会议结束,苏篱临走前又问了络恒闫,“三哥,我可以带人去吧?”
络恒闫以为她是要带保镖,应了声,“可以,这一次的晚宴主要是为了大洋洲联邦对致幻菇医用合法化,这条灰色产业链到底如何分配问题进行商谈,不会有什么危险。你也可以带上面具,今晚的女士都可以戴面具。”
转头,苏篱就将消息带给了唐果果,并且给她买了一条礼裙。
唐果果穿上礼服,款式相对保守遮肚,她低头打量了自己,不适应道:“我会在晚宴上碰到卡琳娜么?”
苏篱:“会的,很大可能,你也会看见你不想见到的一幕。如果你真的想好了离开,就去。
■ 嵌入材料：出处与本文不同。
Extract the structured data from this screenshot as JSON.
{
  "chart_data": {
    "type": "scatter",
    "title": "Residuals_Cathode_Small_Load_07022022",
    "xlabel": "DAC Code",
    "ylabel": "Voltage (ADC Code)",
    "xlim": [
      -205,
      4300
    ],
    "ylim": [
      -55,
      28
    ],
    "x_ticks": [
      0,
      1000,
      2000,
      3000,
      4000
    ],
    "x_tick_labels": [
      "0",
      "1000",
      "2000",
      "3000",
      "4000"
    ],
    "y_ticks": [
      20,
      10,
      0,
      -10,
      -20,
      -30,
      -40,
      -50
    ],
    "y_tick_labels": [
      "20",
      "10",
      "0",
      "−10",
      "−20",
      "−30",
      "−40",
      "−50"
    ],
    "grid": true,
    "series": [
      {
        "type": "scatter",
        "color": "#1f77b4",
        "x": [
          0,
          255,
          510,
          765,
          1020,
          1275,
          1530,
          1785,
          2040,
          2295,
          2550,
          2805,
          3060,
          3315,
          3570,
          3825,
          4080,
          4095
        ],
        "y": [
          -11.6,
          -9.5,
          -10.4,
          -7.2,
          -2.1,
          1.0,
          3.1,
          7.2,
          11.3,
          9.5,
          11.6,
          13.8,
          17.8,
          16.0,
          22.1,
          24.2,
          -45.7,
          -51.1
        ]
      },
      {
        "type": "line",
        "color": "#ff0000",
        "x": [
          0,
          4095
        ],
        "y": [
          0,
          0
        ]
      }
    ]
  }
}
”
唐果果坚定的点点头。
换上礼服后的苏篱又去了一趟施律的卧室,他这两天一直在做一些尽所能及的康复训练,但效果微乎其微。
苏篱推门进去时,就见他满头大汗的坐在地上,两人目光相触,他下意识的低头,扯了一旁的毛巾盖住自己那刚刚愈合,还血肉鲜红狰狞的腿。
“你回来了。”他浅浅笑了下,靠着单腿和上肢力量坐进椅子,“外面情况如何?”
苏篱不免有些心疼,走过去拿了干净的毛巾擦了擦他鬓角的汗水,“一切顺利,教授已经赶来接手了实验室,他会负责剩下的工作,只等我回国将剩下的事处理完,我就能全力为你做手术,治好你的身体了。”
“辛苦了。”他语气低低的,眼神也有些暗淡。
施律的情绪在出事后一直都很稳定,也尽可能的表现乐观,可连日下来的康复训练和任何治疗,都对他没有丝毫作用,不可避免的让这条丑陋的腿开始肌肉萎缩,腿部的变化和失去健康的身体,即使他再强撑着,也难免会露出情绪上的挫败和灰暗。
苏篱轻轻将他的脑袋揽在怀里,抱着他,什么也没说。
两个人安静的待了一会。
施律调整好情绪,松开她的手,“我听说今晚有晚宴,你去吧,别迟到了,我还想再锻炼一会,以最好的身体撑到你为我手术的时刻。”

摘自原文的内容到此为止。